The Rest of the Story

In short time, friends asked me to collaborate on projects.  I started an Instagram account and began posting the things that I was doing.  People started asking me to help them throw dinner parties, arrange flowers, set tables and decorate spaces.  I learned to say yes.  Around this time I had also started having people who didn’t know me following me on Instagram.  I started getting comments like, “You live my dream life!” And “I want your life!”  And to be honest, it made me feel nauseous.  I remembered lying in my bed for years, looking on Facebook and feeling so depressed, wishing that was me playing with my children and having all of these adventures, instead of lying in my bed hurting all the time.  I needed to give people a context for my joy.  I ended up writing out my entire story and sharing it online.  I remember feeling so vulnerable and exposed when I hit publish, but I knew I needed to give everyone the full scope of what was going on.  The truth was, my circumstances had not changed.  I was still in pain every minute, I was handling a divorce and I missed my dad every day, but I had learned to live differently.
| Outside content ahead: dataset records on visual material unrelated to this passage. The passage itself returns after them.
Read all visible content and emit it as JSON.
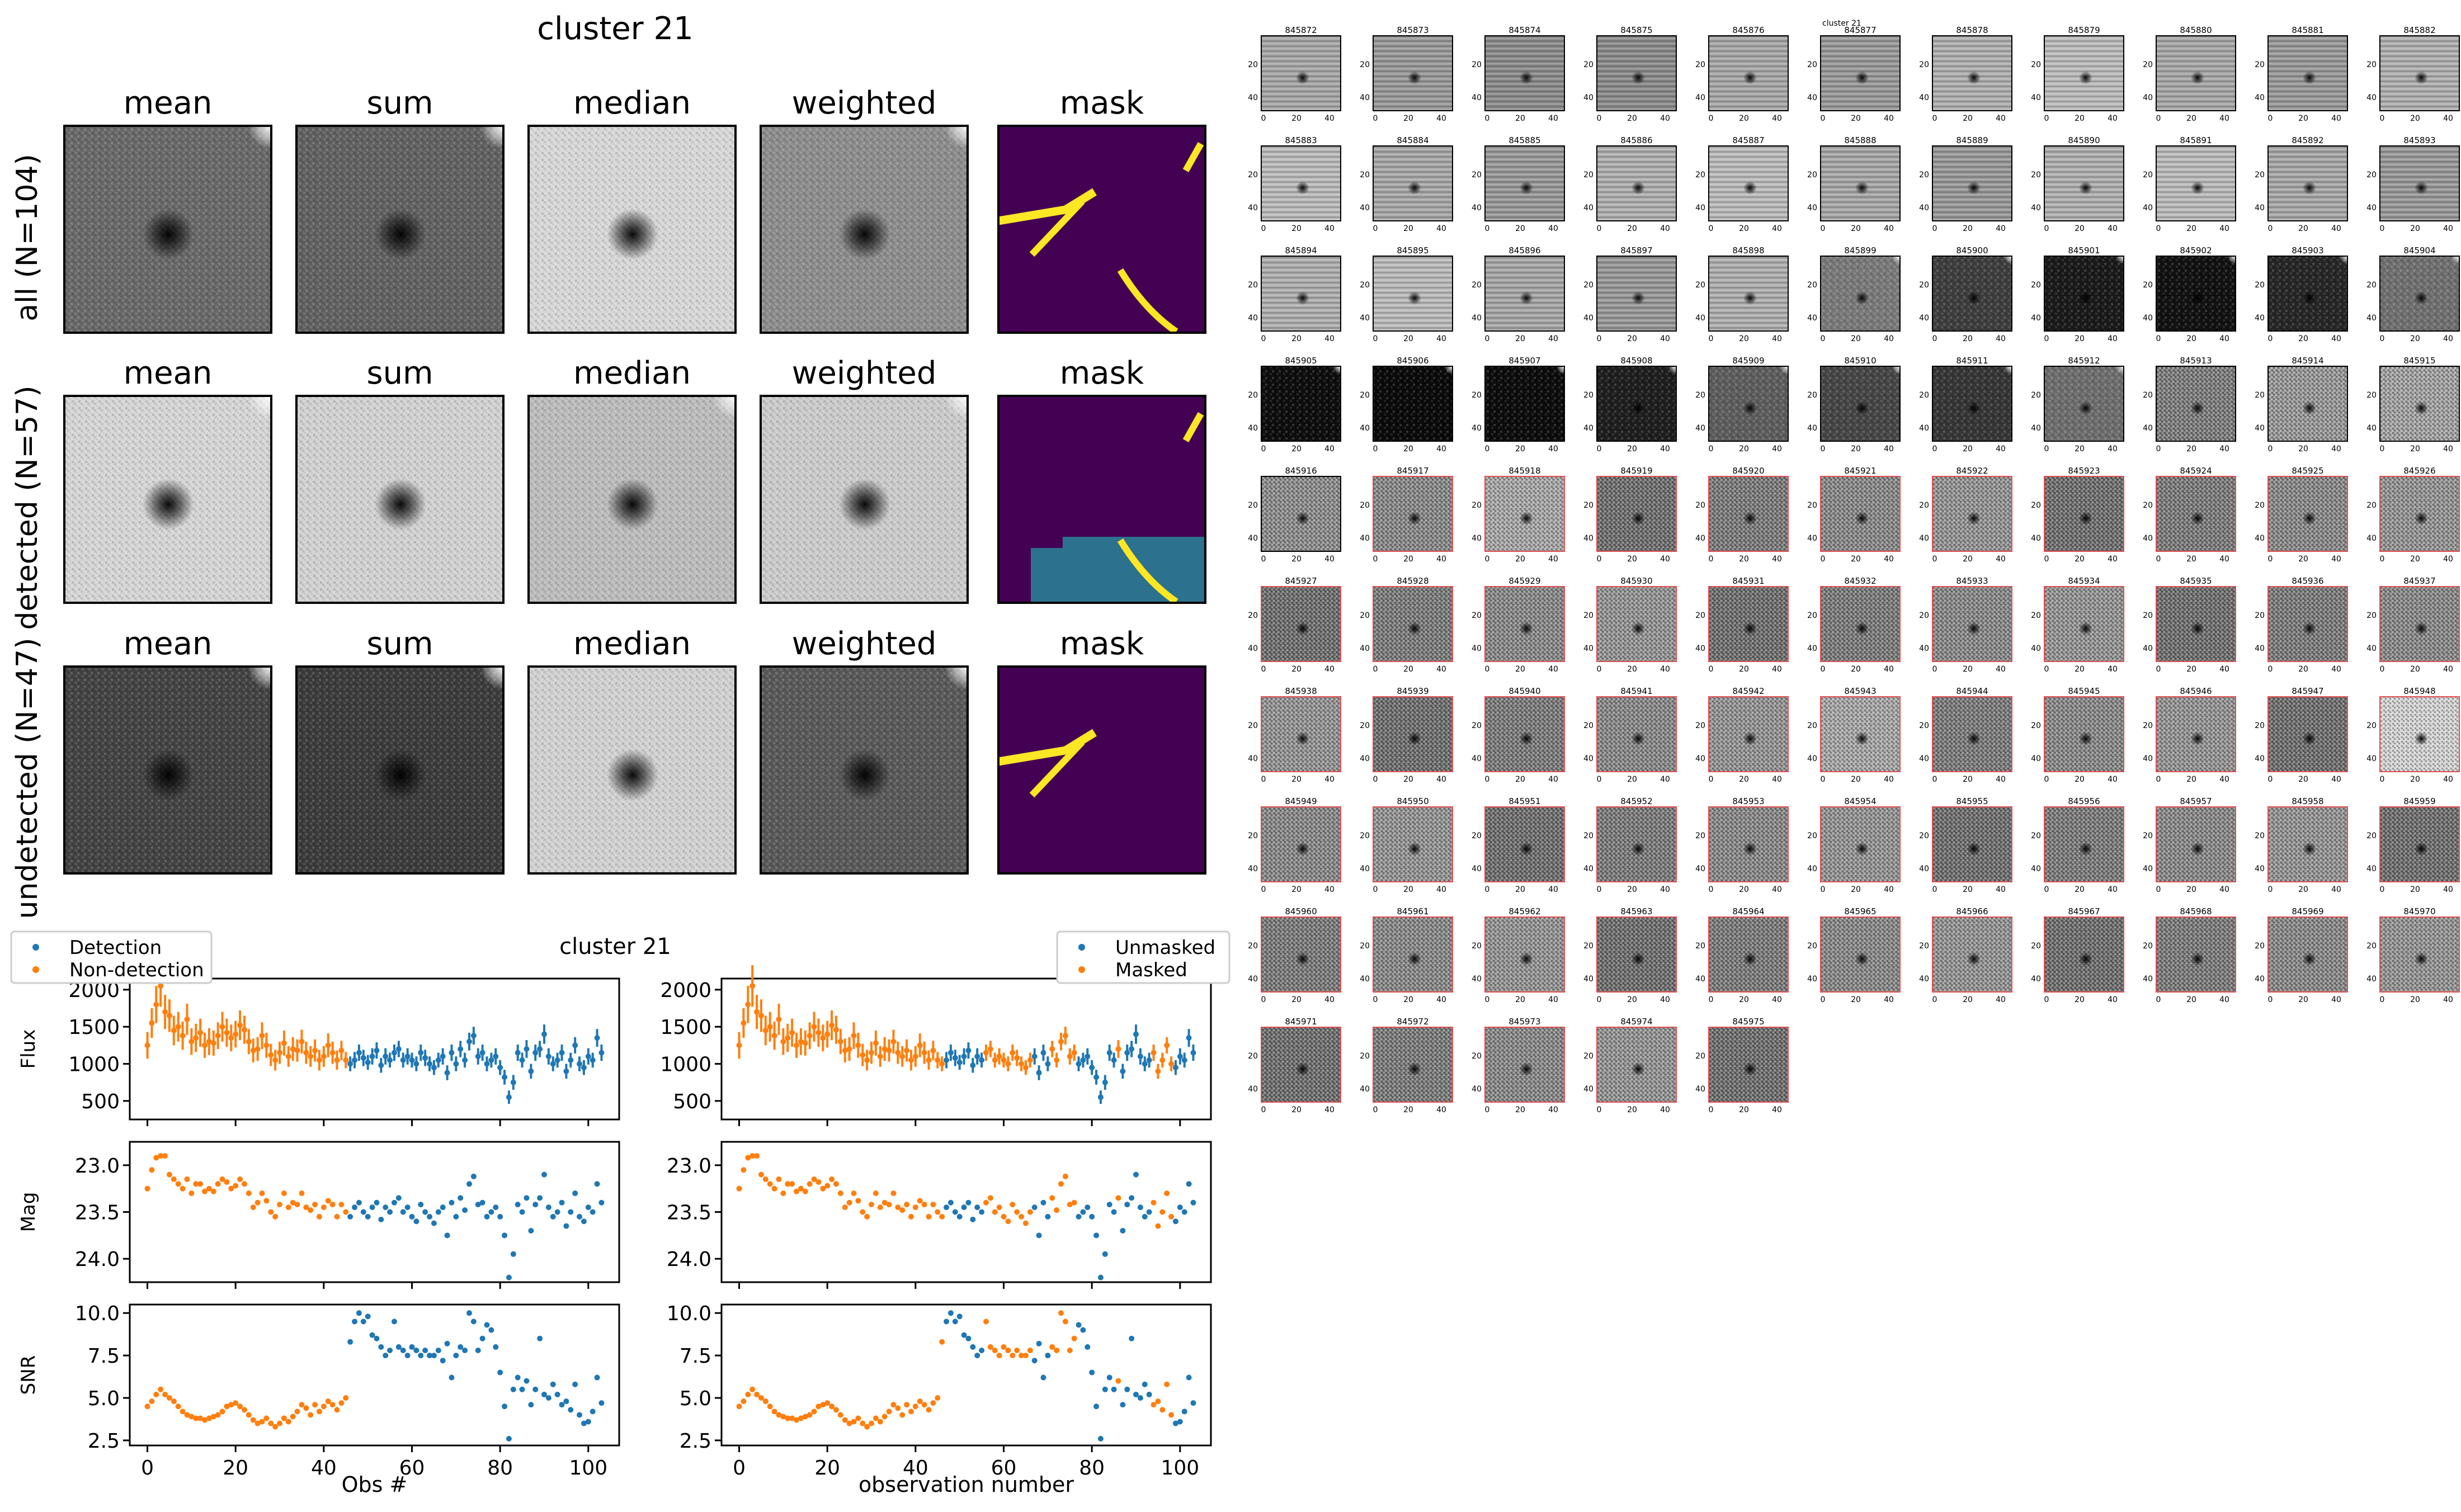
{
  "figure_title": "cluster 21",
  "chart_data": {
    "stamps": {
      "type": "image-grid",
      "title": "cluster 21",
      "columns": [
        "mean",
        "sum",
        "median",
        "weighted",
        "mask"
      ],
      "rows": [
        {
          "label": "all (N=104)",
          "tones": {
            "mean": "#6a6a6a",
            "sum": "#626262",
            "median": "#d8d8d8",
            "weighted": "#8e8e8e"
          },
          "pattern": "streaks"
        },
        {
          "label": "detected (N=57)",
          "tones": {
            "mean": "#d6d6d6",
            "sum": "#d2d2d2",
            "median": "#bdbdbd",
            "weighted": "#cccccc"
          },
          "pattern": "block"
        },
        {
          "label": "undetected (N=47)",
          "tones": {
            "mean": "#444444",
            "sum": "#3c3c3c",
            "median": "#d2d2d2",
            "weighted": "#5a5a5a"
          },
          "pattern": "streak"
        }
      ],
      "mask_colors": {
        "background": "#440154",
        "masked": "#fde725",
        "region": "#2c718e"
      }
    },
    "lightcurves": {
      "type": "scatter-errorbar",
      "title": "cluster 21",
      "x": [
        0,
        1,
        2,
        3,
        4,
        5,
        6,
        7,
        8,
        9,
        10,
        11,
        12,
        13,
        14,
        15,
        16,
        17,
        18,
        19,
        20,
        21,
        22,
        23,
        24,
        25,
        26,
        27,
        28,
        29,
        30,
        31,
        32,
        33,
        34,
        35,
        36,
        37,
        38,
        39,
        40,
        41,
        42,
        43,
        44,
        45,
        46,
        47,
        48,
        49,
        50,
        51,
        52,
        53,
        54,
        55,
        56,
        57,
        58,
        59,
        60,
        61,
        62,
        63,
        64,
        65,
        66,
        67,
        68,
        69,
        70,
        71,
        72,
        73,
        74,
        75,
        76,
        77,
        78,
        79,
        80,
        81,
        82,
        83,
        84,
        85,
        86,
        87,
        88,
        89,
        90,
        91,
        92,
        93,
        94,
        95,
        96,
        97,
        98,
        99,
        100,
        101,
        102,
        103
      ],
      "flux": [
        1250,
        1550,
        1800,
        2050,
        1700,
        1650,
        1450,
        1500,
        1380,
        1600,
        1300,
        1350,
        1420,
        1250,
        1300,
        1280,
        1380,
        1500,
        1420,
        1350,
        1400,
        1520,
        1460,
        1300,
        1180,
        1200,
        1380,
        1250,
        1120,
        1050,
        1150,
        1280,
        1100,
        1200,
        1180,
        1300,
        1150,
        1100,
        1180,
        1050,
        1100,
        1250,
        1150,
        1050,
        1180,
        1050,
        1000,
        1050,
        1150,
        1080,
        1020,
        1100,
        1180,
        980,
        1100,
        1050,
        1150,
        1200,
        1050,
        1100,
        1050,
        1000,
        1150,
        1080,
        1000,
        950,
        1050,
        1100,
        880,
        1150,
        1000,
        1200,
        1050,
        1300,
        1380,
        1100,
        1150,
        1000,
        1050,
        1100,
        950,
        820,
        550,
        750,
        1150,
        1050,
        1200,
        900,
        1150,
        1200,
        1400,
        1100,
        1000,
        1050,
        1150,
        900,
        1050,
        1250,
        1000,
        950,
        1100,
        1050,
        1350,
        1150
      ],
      "flux_err": [
        180,
        200,
        250,
        280,
        230,
        220,
        200,
        200,
        190,
        210,
        180,
        190,
        190,
        170,
        180,
        170,
        180,
        200,
        190,
        180,
        180,
        200,
        190,
        170,
        160,
        160,
        180,
        170,
        150,
        140,
        150,
        170,
        140,
        160,
        150,
        160,
        150,
        140,
        150,
        140,
        140,
        160,
        150,
        130,
        130,
        110,
        100,
        110,
        110,
        110,
        100,
        110,
        110,
        100,
        110,
        100,
        110,
        110,
        100,
        110,
        100,
        100,
        110,
        110,
        100,
        100,
        100,
        110,
        100,
        110,
        100,
        110,
        100,
        120,
        120,
        110,
        110,
        100,
        100,
        110,
        100,
        100,
        90,
        100,
        110,
        100,
        120,
        100,
        110,
        110,
        130,
        110,
        100,
        100,
        110,
        100,
        100,
        110,
        100,
        100,
        110,
        100,
        120,
        110
      ],
      "mag": [
        23.25,
        23.05,
        22.92,
        22.9,
        22.9,
        23.1,
        23.15,
        23.2,
        23.25,
        23.15,
        23.3,
        23.2,
        23.2,
        23.28,
        23.25,
        23.28,
        23.2,
        23.15,
        23.18,
        23.25,
        23.22,
        23.15,
        23.2,
        23.3,
        23.45,
        23.4,
        23.3,
        23.38,
        23.5,
        23.55,
        23.42,
        23.3,
        23.45,
        23.4,
        23.42,
        23.3,
        23.45,
        23.48,
        23.42,
        23.55,
        23.45,
        23.38,
        23.42,
        23.55,
        23.42,
        23.5,
        23.55,
        23.45,
        23.4,
        23.5,
        23.55,
        23.45,
        23.4,
        23.58,
        23.45,
        23.5,
        23.4,
        23.35,
        23.5,
        23.45,
        23.55,
        23.6,
        23.42,
        23.5,
        23.55,
        23.62,
        23.5,
        23.45,
        23.75,
        23.4,
        23.55,
        23.35,
        23.48,
        23.2,
        23.12,
        23.42,
        23.4,
        23.55,
        23.5,
        23.45,
        23.55,
        23.75,
        24.2,
        23.95,
        23.42,
        23.5,
        23.35,
        23.7,
        23.42,
        23.35,
        23.1,
        23.45,
        23.55,
        23.5,
        23.4,
        23.65,
        23.5,
        23.3,
        23.55,
        23.6,
        23.45,
        23.5,
        23.2,
        23.4
      ],
      "snr": [
        4.5,
        4.8,
        5.2,
        5.5,
        5.2,
        5.0,
        4.8,
        4.5,
        4.2,
        4.0,
        3.9,
        3.8,
        3.8,
        3.7,
        3.8,
        3.9,
        4.0,
        4.2,
        4.5,
        4.6,
        4.7,
        4.5,
        4.3,
        4.0,
        3.7,
        3.5,
        3.6,
        3.8,
        3.5,
        3.3,
        3.5,
        3.8,
        3.6,
        3.9,
        4.2,
        4.6,
        4.4,
        4.0,
        4.6,
        4.2,
        4.5,
        4.8,
        4.6,
        4.3,
        4.7,
        5.0,
        8.3,
        9.5,
        10.0,
        9.5,
        9.8,
        8.7,
        8.5,
        8.0,
        7.5,
        7.8,
        9.5,
        8.0,
        7.8,
        7.5,
        8.0,
        7.8,
        7.5,
        7.8,
        7.5,
        7.5,
        7.8,
        7.2,
        8.2,
        6.2,
        7.5,
        8.0,
        7.8,
        10.0,
        9.5,
        7.8,
        8.5,
        9.3,
        9.0,
        8.0,
        6.5,
        4.5,
        2.6,
        5.5,
        6.2,
        5.5,
        6.0,
        4.6,
        5.5,
        8.5,
        5.2,
        5.0,
        5.8,
        5.2,
        4.6,
        4.8,
        4.3,
        5.8,
        4.0,
        3.5,
        3.6,
        4.2,
        6.2,
        4.7
      ],
      "detection_split": 45,
      "mask_intervals": [
        [
          0,
          46
        ],
        [
          56,
          66
        ],
        [
          71,
          76
        ],
        [
          86,
          86
        ],
        [
          94,
          98
        ]
      ],
      "series_left": [
        "Detection",
        "Non-detection"
      ],
      "series_right": [
        "Unmasked",
        "Masked"
      ],
      "colors": {
        "detection": "#1f77b4",
        "nondetection": "#ff7f0e"
      },
      "xlabel_left": "Obs #",
      "xlabel_right": "observation number",
      "ylabels": [
        "Flux",
        "Mag",
        "SNR"
      ],
      "xlim": [
        -4,
        107
      ],
      "xticks": [
        0,
        20,
        40,
        60,
        80,
        100
      ],
      "flux_ylim": [
        250,
        2150
      ],
      "flux_ticks": [
        500,
        1000,
        1500,
        2000
      ],
      "mag_ylim": [
        24.25,
        22.75
      ],
      "mag_ticks": [
        23.0,
        23.5,
        24.0
      ],
      "mag_tick_labels": [
        "23.0",
        "23.5",
        "24.0"
      ],
      "snr_ylim": [
        2.2,
        10.5
      ],
      "snr_ticks": [
        2.5,
        5.0,
        7.5,
        10.0
      ],
      "snr_tick_labels": [
        "2.5",
        "5.0",
        "7.5",
        "10.0"
      ]
    },
    "thumbnails": {
      "type": "image-grid",
      "title": "cluster 21",
      "columns": 11,
      "ids": [
        845872,
        845873,
        845874,
        845875,
        845876,
        845877,
        845878,
        845879,
        845880,
        845881,
        845882,
        845883,
        845884,
        845885,
        845886,
        845887,
        845888,
        845889,
        845890,
        845891,
        845892,
        845893,
        845894,
        845895,
        845896,
        845897,
        845898,
        845899,
        845900,
        845901,
        845902,
        845903,
        845904,
        845905,
        845906,
        845907,
        845908,
        845909,
        845910,
        845911,
        845912,
        845913,
        845914,
        845915,
        845916,
        845917,
        845918,
        845919,
        845920,
        845921,
        845922,
        845923,
        845924,
        845925,
        845926,
        845927,
        845928,
        845929,
        845930,
        845931,
        845932,
        845933,
        845934,
        845935,
        845936,
        845937,
        845938,
        845939,
        845940,
        845941,
        845942,
        845943,
        845944,
        845945,
        845946,
        845947,
        845948,
        845949,
        845950,
        845951,
        845952,
        845953,
        845954,
        845955,
        845956,
        845957,
        845958,
        845959,
        845960,
        845961,
        845962,
        845963,
        845964,
        845965,
        845966,
        845967,
        845968,
        845969,
        845970,
        845971,
        845972,
        845973,
        845974,
        845975
      ],
      "tick_labels_x": [
        "0",
        "20",
        "40"
      ],
      "tick_labels_y": [
        "20",
        "40"
      ],
      "highlight_color": "#e05050"
    }
  }
}
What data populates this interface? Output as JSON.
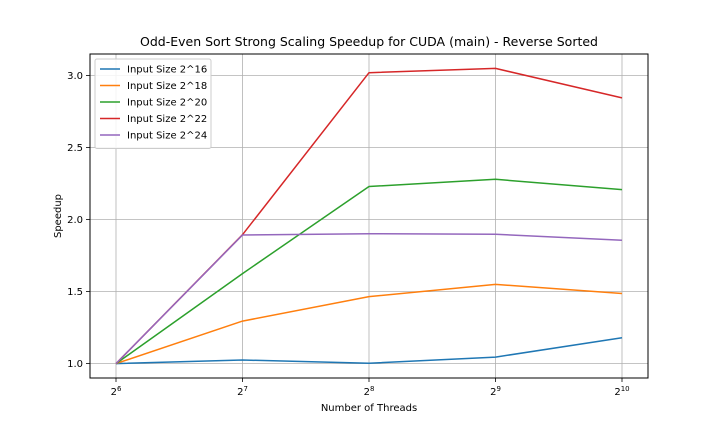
{
  "chart_data": {
    "type": "line",
    "title": "Odd-Even Sort Strong Scaling Speedup for CUDA (main) - Reverse Sorted",
    "xlabel": "Number of Threads",
    "ylabel": "Speedup",
    "x": [
      64,
      128,
      256,
      512,
      1024
    ],
    "x_scale": "log2",
    "x_tick_labels": [
      {
        "base": "2",
        "exp": "6"
      },
      {
        "base": "2",
        "exp": "7"
      },
      {
        "base": "2",
        "exp": "8"
      },
      {
        "base": "2",
        "exp": "9"
      },
      {
        "base": "2",
        "exp": "10"
      }
    ],
    "y_ticks": [
      "1.0",
      "1.5",
      "2.0",
      "2.5",
      "3.0"
    ],
    "ylim": [
      0.9,
      3.15
    ],
    "grid": true,
    "legend_position": "top-left",
    "series": [
      {
        "name": "Input Size 2^16",
        "color": "#1f77b4",
        "values": [
          1.0,
          1.025,
          1.003,
          1.045,
          1.18
        ]
      },
      {
        "name": "Input Size 2^18",
        "color": "#ff7f0e",
        "values": [
          1.0,
          1.295,
          1.465,
          1.55,
          1.487
        ]
      },
      {
        "name": "Input Size 2^20",
        "color": "#2ca02c",
        "values": [
          1.0,
          1.625,
          2.23,
          2.28,
          2.208
        ]
      },
      {
        "name": "Input Size 2^22",
        "color": "#d62728",
        "values": [
          1.0,
          1.895,
          3.02,
          3.05,
          2.845
        ]
      },
      {
        "name": "Input Size 2^24",
        "color": "#9467bd",
        "values": [
          1.0,
          1.893,
          1.902,
          1.898,
          1.857
        ]
      }
    ]
  }
}
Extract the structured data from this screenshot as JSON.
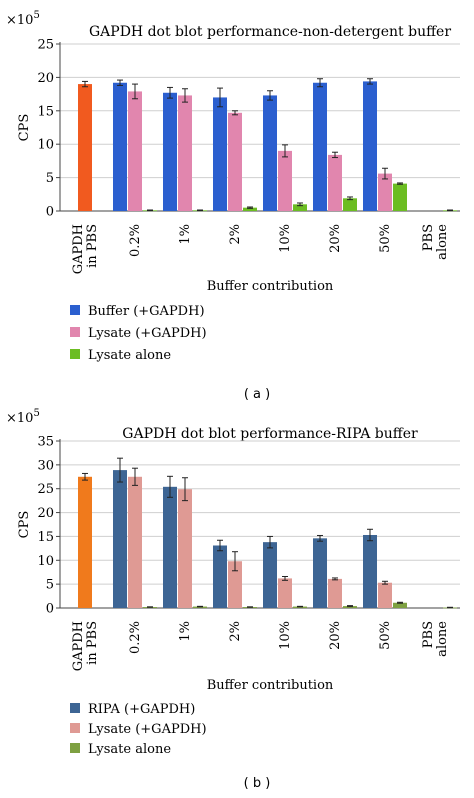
{
  "chart_data": [
    {
      "type": "bar",
      "title": "GAPDH dot blot performance-non-detergent buffer",
      "ylabel": "CPS",
      "xlabel": "Buffer contribution",
      "y_multiplier": "×10",
      "y_exponent": "5",
      "ylim": [
        0,
        25
      ],
      "yticks": [
        0,
        5,
        10,
        15,
        20,
        25
      ],
      "panel_label": "( a )",
      "categories": [
        [
          "GAPDH",
          "in PBS"
        ],
        [
          "0.2%"
        ],
        [
          "1%"
        ],
        [
          "2%"
        ],
        [
          "10%"
        ],
        [
          "20%"
        ],
        [
          "50%"
        ],
        [
          "PBS",
          "alone"
        ]
      ],
      "single_bar": {
        "category_index": 0,
        "value": 19.0,
        "color": "#f15a1f"
      },
      "series": [
        {
          "name": "Buffer (+GAPDH)",
          "color": "#2b5fcf",
          "values": [
            null,
            19.2,
            17.7,
            17.0,
            17.3,
            19.2,
            19.4,
            null
          ],
          "errors": [
            null,
            0.4,
            0.8,
            1.4,
            0.7,
            0.6,
            0.4,
            null
          ]
        },
        {
          "name": "Lysate (+GAPDH)",
          "color": "#e186ae",
          "values": [
            null,
            17.9,
            17.3,
            14.7,
            9.0,
            8.4,
            5.6,
            null
          ],
          "errors": [
            null,
            1.1,
            1.0,
            0.3,
            0.9,
            0.4,
            0.8,
            null
          ]
        },
        {
          "name": "Lysate alone",
          "color": "#6cbd22",
          "values": [
            null,
            0.1,
            0.1,
            0.5,
            1.0,
            1.9,
            4.1,
            0.1
          ],
          "errors": [
            null,
            0.05,
            0.05,
            0.1,
            0.2,
            0.2,
            0.1,
            0.05
          ]
        }
      ]
    },
    {
      "type": "bar",
      "title": "GAPDH dot blot performance-RIPA buffer",
      "ylabel": "CPS",
      "xlabel": "Buffer contribution",
      "y_multiplier": "×10",
      "y_exponent": "5",
      "ylim": [
        0,
        35
      ],
      "yticks": [
        0,
        5,
        10,
        15,
        20,
        25,
        30,
        35
      ],
      "panel_label": "( b )",
      "categories": [
        [
          "GAPDH",
          "in PBS"
        ],
        [
          "0.2%"
        ],
        [
          "1%"
        ],
        [
          "2%"
        ],
        [
          "10%"
        ],
        [
          "20%"
        ],
        [
          "50%"
        ],
        [
          "PBS",
          "alone"
        ]
      ],
      "single_bar": {
        "category_index": 0,
        "value": 27.5,
        "color": "#f07a1c"
      },
      "series": [
        {
          "name": "RIPA (+GAPDH)",
          "color": "#3d6594",
          "values": [
            null,
            28.9,
            25.4,
            13.1,
            13.8,
            14.6,
            15.3,
            null
          ],
          "errors": [
            null,
            2.5,
            2.2,
            1.1,
            1.2,
            0.6,
            1.2,
            null
          ]
        },
        {
          "name": "Lysate (+GAPDH)",
          "color": "#df9a94",
          "values": [
            null,
            27.5,
            24.9,
            9.8,
            6.2,
            6.1,
            5.3,
            null
          ],
          "errors": [
            null,
            1.8,
            2.4,
            2.0,
            0.4,
            0.2,
            0.3,
            null
          ]
        },
        {
          "name": "Lysate alone",
          "color": "#7ea041",
          "values": [
            null,
            0.2,
            0.3,
            0.2,
            0.3,
            0.4,
            1.1,
            0.1
          ],
          "errors": [
            null,
            0.05,
            0.05,
            0.05,
            0.05,
            0.1,
            0.1,
            0.05
          ]
        }
      ]
    }
  ]
}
We so often think, “I will be happy once I get, fill in the blank (that boyfriend, a certain job, a husband, baby, that house, etc.).”  But those things won’t fulfill us, until we ourselves are fulfilled.  I learned to find contentment despite my hardship.  And unexpectedly, I discovered that exposing myself made me feel less vulnerable.

Living to Thrive

Suffering is one of the things that unifies humanity.  At some point or another we all experience loss.  Sometimes, feeling hopelessness can give us a new lens through which to see the world because we learn to be more empathetic to those around us.  Now when I interact with someone suffering from heartache, loss or unendurable physical pain, I immediately have common ground to stand on with him or her.  I would never wish what Iv’e experienced on anyone, and I know that there are plenty of people with even more harrowing personal stories, but if telling my story of overcoming anguish helps just one person feel like she or he is not alone in despair, then at least what I went through had a purpose.  It took a long time, but I finally found myself.  It’s not the version of a life that I fantasized about as a child, but it’s better, because it’s a life that I earned in triumphing over my misery.  I’m proud to say I learned resilience from the unexpected, and now my mission in life is to thrive.